Scholars@Duke publication: SMAD4 Alterations are a Predictive Biomarker to Guide First-line Chemotherapy Selection for the Neoadjuvant Treatment of Localized Pancreatic Cancer : A Multicenter, Retrospective Cohort Study.

SMAD4 Alterations are a Predictive Biomarker to Guide First-line Chemotherapy Selection for the Neoadjuvant Treatment of Localized Pancreatic Cancer : A Multicenter, Retrospective Cohort Study.

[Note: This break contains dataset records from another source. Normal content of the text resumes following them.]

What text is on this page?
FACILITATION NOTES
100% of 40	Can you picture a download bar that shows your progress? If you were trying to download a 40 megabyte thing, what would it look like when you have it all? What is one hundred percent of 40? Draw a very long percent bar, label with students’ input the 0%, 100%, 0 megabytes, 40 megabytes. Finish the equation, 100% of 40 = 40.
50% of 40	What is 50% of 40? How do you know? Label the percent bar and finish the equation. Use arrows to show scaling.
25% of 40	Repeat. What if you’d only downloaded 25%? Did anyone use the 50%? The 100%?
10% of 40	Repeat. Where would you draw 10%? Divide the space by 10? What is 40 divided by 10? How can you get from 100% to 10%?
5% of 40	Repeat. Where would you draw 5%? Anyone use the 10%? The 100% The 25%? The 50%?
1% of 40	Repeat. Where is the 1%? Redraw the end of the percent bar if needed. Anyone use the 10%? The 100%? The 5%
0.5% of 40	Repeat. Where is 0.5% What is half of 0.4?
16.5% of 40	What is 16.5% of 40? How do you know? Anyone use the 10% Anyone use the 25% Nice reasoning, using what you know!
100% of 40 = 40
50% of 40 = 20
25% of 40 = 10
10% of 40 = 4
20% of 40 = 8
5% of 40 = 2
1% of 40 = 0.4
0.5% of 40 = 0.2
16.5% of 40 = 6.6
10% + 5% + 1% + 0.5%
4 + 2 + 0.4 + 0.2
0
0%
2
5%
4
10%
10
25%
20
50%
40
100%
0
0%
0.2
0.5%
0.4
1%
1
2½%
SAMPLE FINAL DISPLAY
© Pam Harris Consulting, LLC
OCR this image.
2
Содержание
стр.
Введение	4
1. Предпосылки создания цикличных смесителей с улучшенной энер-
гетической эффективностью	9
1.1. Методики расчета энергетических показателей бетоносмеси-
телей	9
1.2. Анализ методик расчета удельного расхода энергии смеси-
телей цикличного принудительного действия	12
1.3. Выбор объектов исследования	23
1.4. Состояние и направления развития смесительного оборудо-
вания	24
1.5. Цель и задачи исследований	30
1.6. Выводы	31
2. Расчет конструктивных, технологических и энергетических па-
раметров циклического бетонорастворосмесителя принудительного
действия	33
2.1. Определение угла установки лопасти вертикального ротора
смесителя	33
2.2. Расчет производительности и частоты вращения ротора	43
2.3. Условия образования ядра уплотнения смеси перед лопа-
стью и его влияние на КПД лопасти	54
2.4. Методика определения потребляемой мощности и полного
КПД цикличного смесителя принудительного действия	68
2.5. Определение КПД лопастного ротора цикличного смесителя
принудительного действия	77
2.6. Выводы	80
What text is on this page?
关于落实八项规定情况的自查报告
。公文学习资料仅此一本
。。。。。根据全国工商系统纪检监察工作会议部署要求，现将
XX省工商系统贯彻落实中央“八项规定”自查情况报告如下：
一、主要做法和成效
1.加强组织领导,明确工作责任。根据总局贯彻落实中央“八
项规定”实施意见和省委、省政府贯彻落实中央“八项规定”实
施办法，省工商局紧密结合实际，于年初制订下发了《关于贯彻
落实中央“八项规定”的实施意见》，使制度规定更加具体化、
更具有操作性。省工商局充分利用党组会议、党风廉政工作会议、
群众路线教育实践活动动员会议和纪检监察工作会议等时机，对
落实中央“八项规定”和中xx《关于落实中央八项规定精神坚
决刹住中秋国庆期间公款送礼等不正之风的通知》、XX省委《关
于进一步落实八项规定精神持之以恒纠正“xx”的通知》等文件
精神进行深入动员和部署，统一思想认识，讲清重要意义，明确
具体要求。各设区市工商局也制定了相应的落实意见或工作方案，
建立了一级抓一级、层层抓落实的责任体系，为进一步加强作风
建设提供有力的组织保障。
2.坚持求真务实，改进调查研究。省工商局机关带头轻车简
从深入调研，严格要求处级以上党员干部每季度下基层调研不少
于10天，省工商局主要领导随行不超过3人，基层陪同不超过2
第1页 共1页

Publication , Journal Article

Button, J; Kanu, E; Agritelley, E; Dickey, EM; Diskin, B; Sarkari, A; Zaman, U; Sharanappa, R; Kim, A; Marin-Guerra, V; Brauer, DG; Datta, J ...

Published in: Ann Surg

October 28, 2025

Published version (DOI) Link to item

OBJECTIVE: To evaluate the role of SMAD4 mutational status on clinical outcomes in patients with localized pancreatic ductal adenocarcinoma (PDAC) treated with neoadjuvant chemotherapy (NAC). BACKGROUND: NAC is increasingly utilized in the management of localized PDAC. In biologically unselected patients, FOLFIRINOX (FFX) and gemcitabine plus nab-paclitaxel (gem/nab-p) demonstrate equivalent oncologic outcomes. SMAD4 has been identified as a potential biomarker of resistance to FFX in single institution studies but validation is needed. METHODS: A multicenter, retrospective cohort study was conducted of patients with localized PDAC who received neoadjuvant FFX or gem/nab-p. Alterations in SMAD4 were assessed by targeted next-generation sequencing. The association of SMAD4 alterations with rates of metastatic progression and surgical resection were assessed by multivariable logistic regression accounting for resectability status and tumor location. RESULTS: The rate of SMAD4 alterations was 27.3% (85/311). A total of 168 (54.0%) patients underwent surgical resection; there was no difference in rates of surgical resection between FFX vs. gem/nab-p treatment groups (52.0% vs. 59.3%; P =0.248). When stratified by SMAD4 mutational status, SMAD4 alterations were associated with increased likelihood of metastatic progression (OR 1.89, 95% CI 1.01-3.55; P =0.047) and failure to complete surgical resection (OR 0.49, 95% CI 0.26-0.91; P =0.024) uniquely among patients who received FFX. SMAD4 alterations were not associated with metastatic progression ( P =0.804) or surgical resection ( P =0.689) for gem/nab-p treated patients. CONCLUSION: Alterations in SMAD4 were predictive of treatment failure for patients receiving neoadjuvant FFX. These data warrant prospective evaluation and support future trial designs incorporating SMAD4 as a predictive genomic biomarker.